KeyBanc Capital Markets, Inc. and RBC Capital Markets, LLC

 

 

Co-Managers:

BMO Capital Markets Corp., RBS Securities Inc., Janney Montgomery Scott LLC

 

 

Maturity Date:

Perpetual

 

 

CUSIP/ISIN:

49803T201/US49803T2015

 

 

Trade Date:

November 30, 2010

 

 

Liquidation Preference:

$25 per share plus accrued and unpaid dividends

 

 

Dividend:

8.250% per annum (or $2.0625 per share), accruing from December 7, 2010

 

 

Step-Up Dividend:

12.250% per annum (or $3.0625 per share) following a change of control if either the Series A Preferred Shares (or any preferred shares of the surviving entity that are issued in exchange for the Series A Preferred Shares) or the common shares of the surviving entity, as applicable, are not listed on the NYSE or quoted on NASDAQ (or listed or quoted on a successor exchange or quotation system)

 



 

 

 

 

 

Dividend Payment Dates:

March 1, June 1, September 1 and December 1, beginning March 1, 2011

 

 

Optional Redemption:

On and after December 7, 2015, redeemable in whole or in part at a redemption price equal to $25 per share plus any accrued and unpaid dividends

 

 

Special Optional Redemption:

If at any time following a change of control either the Series A Preferred Shares (or any preferred shares of the surviving entity that are issued in exchange for the Series A Preferred Shares) or the common shares of the surviving entity, as applicable, are not listed on the NYSE or quoted on NASDAQ (or listed or quoted on a successor exchange or quotation system), the Series A Preferred Shares are redeemable in whole but not in part, within 90 days after the first date on which both the change of control has occurred and either the Series A Preferred Shares (or any preferred shares of the surviving entity that are issued in exchange for the Series A Preferred Shares) or the common shares of the surviving entity, as applicable, are not so listed or quoted, for cash at $25 per share, plus accrued and unpaid dividends (whether or not declared) to, but not including, the redemption date.

 

 

Listing:

The Issuer intends to file an application with the NYSE. If the application is approved, trading is expected to begin within 30 days of issuance.

 

 

Expected Settlement and Delivery Date:

December 7, 2010

 

The issuer has filed a registration statement (including a prospectus) with the SEC for the offering to which this communication relates.

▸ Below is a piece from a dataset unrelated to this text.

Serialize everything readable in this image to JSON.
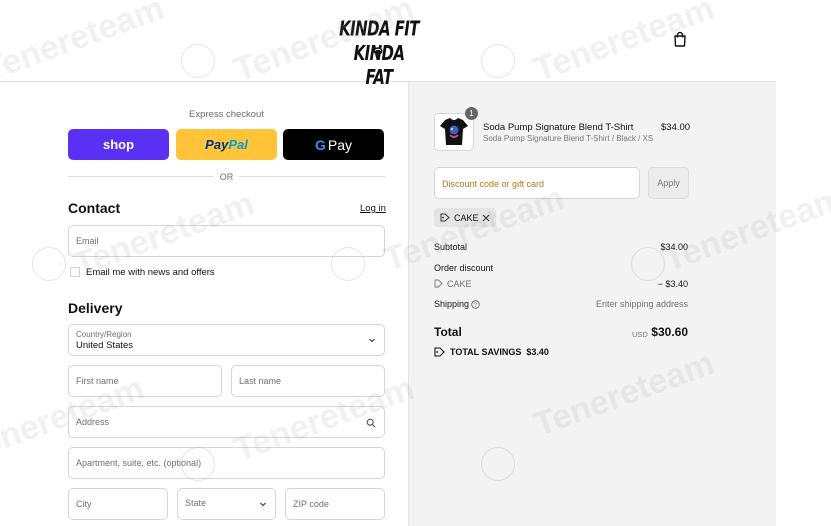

Before you invest, you should read the prospectus in that registration statement and other documents the issuer has filed with the SEC for more complete information about the issuer and this offering.

 

You may get these documents for free by visiting EDGAR on the SEC Web site at www.sec.gov. Alternatively, the issuer, any underwriter or any dealer participating in the offering will arrange to send you the prospectus if you request it by calling Citigroup Global Markets Inc. toll free at 1-877-858-5407 or Raymond James & Associates, Inc. toll-free at 1-800-248-8863.